Immer wenn sich in den letzten Jahren die hiesige Smarthome-Branche trifft, bilden der App-Wildwuchs und die Interoperabilität der Systeme wichtige Diskussionsschwerpunkte in Sachen Gebäudeautomation. Zumal mit den Ansprüchen der Anwender und der zunehmenden Gerätevielfalt auch die Komplexität wächst. So fragte man zuletzt auch am diesjährigen «Forum Smarthome» im Zürcher Technopark wieder nach den Dauerbrennern der Branche: Wie gehen smarte Apps, Künstliche Intelligenz (KI) und Sicherheit angesichts der grossen Vielfalt an Smarthome-Systemen ohne gemeinsame Sprache zusammen?

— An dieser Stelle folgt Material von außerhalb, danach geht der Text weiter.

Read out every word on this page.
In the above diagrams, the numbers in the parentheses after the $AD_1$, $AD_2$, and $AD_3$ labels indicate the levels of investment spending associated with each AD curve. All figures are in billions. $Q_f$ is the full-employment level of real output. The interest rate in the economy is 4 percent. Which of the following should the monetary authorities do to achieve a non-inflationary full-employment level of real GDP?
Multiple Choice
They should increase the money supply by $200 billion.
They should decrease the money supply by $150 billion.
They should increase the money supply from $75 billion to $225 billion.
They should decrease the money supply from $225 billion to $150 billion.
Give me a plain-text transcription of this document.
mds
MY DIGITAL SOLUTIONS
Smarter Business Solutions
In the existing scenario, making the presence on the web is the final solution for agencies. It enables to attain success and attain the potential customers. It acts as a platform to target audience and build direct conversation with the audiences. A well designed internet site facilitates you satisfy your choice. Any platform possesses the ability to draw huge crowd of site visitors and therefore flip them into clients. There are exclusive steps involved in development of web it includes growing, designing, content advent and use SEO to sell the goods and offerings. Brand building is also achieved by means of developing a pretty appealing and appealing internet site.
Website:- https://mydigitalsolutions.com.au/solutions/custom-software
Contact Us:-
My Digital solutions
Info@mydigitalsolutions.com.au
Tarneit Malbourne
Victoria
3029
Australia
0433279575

Wichtig sind Antworten auf derartige Fragen nicht zuletzt deshalb, weil ständig neue Anwendungen zu integrieren sind wie beispielsweise die KI-gesteuerte smarte Katzenklappe als Ersatz für traditionelle Haustier-Zugangssysteme. Kommt hinzu, dass Matter, das von Tech-Giganten wie Amazon, Apple, Google und Samsung gepushte Kommunikationsprotokoll, die Interoperabilität zu verbessern und unter anderem die Grenzen zu auch schon länger bestehenden Smarthome-Systemen aufzubrechen verspricht. Erste entsprechende Matter-zertifizierte Gateways hier für das Steuern von Beleuchtung, Beschattung, Heizung, Gebäudezugang und vielem mehr via Apple- oder Google-Home-Apps – inklusive Sprachsteuerung – liegen vor.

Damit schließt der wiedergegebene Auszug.